# Watch TV over network.



## OuTLawZ-GoSu (May 28, 2007)

One of my comptuers got a tv tuner card on my main computer. I need to make it so the other 3 comptuers on the network can watch tv through my tv card. I checked google, but I can't find anything.

How can I set this up?


----------



## johnwill (Sep 26, 2002)

I suspect there's nothing direct that will do that. :smile: You're looking for streaming video like the SlingBox I would imagine...


----------



## OuTLawZ-GoSu (May 28, 2007)

I use TVersity to stream videos through a media server. But I doesn't stream live tv.

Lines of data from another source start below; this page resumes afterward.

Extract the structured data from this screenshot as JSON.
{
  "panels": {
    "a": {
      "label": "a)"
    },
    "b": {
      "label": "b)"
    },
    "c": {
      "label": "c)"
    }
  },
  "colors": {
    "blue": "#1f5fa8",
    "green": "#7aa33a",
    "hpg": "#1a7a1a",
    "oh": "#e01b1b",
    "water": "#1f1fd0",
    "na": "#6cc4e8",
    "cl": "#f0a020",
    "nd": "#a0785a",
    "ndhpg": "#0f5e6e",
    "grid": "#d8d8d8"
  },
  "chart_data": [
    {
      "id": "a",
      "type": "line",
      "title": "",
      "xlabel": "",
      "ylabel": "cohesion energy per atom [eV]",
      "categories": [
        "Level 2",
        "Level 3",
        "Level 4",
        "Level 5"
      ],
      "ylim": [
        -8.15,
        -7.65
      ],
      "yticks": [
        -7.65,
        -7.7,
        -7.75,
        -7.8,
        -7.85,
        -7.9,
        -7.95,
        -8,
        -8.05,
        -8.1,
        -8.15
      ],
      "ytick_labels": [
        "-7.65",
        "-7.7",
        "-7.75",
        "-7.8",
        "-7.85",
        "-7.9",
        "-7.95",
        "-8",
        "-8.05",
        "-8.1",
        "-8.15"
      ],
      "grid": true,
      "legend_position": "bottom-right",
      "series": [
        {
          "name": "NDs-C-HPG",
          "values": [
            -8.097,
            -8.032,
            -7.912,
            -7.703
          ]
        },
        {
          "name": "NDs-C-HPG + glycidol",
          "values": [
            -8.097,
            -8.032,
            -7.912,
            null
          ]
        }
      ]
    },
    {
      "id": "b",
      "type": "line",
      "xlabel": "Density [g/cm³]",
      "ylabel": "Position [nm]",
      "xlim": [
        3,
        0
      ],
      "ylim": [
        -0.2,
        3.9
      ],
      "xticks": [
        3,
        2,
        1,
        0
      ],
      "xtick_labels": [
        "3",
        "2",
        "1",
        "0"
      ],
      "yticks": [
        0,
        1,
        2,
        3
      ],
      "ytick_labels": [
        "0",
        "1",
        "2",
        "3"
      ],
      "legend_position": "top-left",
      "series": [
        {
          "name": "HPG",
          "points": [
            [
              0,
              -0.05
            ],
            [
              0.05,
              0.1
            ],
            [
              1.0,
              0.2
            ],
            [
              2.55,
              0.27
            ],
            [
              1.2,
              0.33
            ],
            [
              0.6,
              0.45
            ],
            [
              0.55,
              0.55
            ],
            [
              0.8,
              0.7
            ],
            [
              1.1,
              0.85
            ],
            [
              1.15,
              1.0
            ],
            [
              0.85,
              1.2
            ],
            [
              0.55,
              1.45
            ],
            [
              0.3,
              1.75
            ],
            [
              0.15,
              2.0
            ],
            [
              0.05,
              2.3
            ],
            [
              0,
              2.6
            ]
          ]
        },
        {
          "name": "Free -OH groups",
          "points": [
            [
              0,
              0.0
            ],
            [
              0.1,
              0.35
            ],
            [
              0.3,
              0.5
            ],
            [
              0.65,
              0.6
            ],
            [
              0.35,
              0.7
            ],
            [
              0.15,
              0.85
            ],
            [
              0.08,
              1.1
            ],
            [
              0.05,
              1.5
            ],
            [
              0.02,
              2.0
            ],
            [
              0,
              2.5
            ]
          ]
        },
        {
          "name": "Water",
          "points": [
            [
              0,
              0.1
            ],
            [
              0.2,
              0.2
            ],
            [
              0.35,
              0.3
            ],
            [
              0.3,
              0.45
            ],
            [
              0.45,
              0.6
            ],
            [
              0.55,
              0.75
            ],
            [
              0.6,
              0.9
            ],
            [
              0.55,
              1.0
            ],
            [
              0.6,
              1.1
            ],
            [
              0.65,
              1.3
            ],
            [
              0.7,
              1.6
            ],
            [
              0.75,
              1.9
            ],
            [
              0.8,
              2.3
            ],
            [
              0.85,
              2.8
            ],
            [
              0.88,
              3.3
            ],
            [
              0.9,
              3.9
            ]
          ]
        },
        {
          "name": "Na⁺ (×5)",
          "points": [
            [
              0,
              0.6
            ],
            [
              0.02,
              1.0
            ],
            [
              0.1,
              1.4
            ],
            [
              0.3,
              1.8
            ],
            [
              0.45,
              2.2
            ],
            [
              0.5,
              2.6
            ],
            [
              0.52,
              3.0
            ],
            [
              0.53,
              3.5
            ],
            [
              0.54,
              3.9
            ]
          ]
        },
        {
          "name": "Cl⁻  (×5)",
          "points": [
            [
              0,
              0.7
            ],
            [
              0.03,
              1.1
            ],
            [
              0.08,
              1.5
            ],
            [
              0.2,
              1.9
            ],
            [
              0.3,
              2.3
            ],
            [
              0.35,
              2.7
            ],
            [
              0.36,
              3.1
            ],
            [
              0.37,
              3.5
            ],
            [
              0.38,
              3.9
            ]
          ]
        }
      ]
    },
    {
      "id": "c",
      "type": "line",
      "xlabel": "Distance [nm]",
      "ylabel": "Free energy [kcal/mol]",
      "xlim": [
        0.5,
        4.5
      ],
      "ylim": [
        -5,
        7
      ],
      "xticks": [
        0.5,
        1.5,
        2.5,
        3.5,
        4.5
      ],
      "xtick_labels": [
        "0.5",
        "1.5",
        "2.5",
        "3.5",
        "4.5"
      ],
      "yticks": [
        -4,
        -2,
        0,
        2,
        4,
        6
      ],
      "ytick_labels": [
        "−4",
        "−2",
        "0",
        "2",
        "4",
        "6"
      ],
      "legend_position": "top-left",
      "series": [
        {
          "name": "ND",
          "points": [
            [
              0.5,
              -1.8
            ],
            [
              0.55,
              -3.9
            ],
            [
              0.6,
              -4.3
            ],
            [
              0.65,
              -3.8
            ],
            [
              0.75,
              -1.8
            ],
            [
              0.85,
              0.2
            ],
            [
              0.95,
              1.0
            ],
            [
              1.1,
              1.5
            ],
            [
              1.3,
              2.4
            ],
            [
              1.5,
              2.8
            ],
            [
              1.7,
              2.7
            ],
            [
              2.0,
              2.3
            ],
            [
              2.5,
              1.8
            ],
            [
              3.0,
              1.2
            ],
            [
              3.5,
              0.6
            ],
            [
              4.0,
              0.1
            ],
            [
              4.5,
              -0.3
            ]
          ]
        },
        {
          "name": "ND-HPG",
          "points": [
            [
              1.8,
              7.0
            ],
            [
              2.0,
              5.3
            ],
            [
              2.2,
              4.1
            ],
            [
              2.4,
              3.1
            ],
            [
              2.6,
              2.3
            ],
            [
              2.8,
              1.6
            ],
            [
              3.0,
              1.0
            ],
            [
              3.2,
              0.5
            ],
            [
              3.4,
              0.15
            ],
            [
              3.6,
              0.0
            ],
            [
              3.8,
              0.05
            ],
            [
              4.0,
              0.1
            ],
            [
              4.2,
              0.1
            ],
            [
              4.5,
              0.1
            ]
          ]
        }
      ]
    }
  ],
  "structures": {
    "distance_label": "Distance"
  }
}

I need a program that does.


----------



## johnwill (Sep 26, 2002)

Like I said, the SlingBox.


----------



## Kalim (Nov 24, 2006)

Here's another offering: http://www.stream-video.com/


----------



## johnwill (Sep 26, 2002)

vmackey said:


> You can try here http://www.inner-live.com


That's the totally junk free Internet TV, he wants to stream real TV shows. :smile:


----------



## schnurschnur (Aug 19, 2009)

Hey,

If you are still looking for a solution, Media portal could be what you were searching for.
http://www.team-mediaportal.com/

Cheers


----------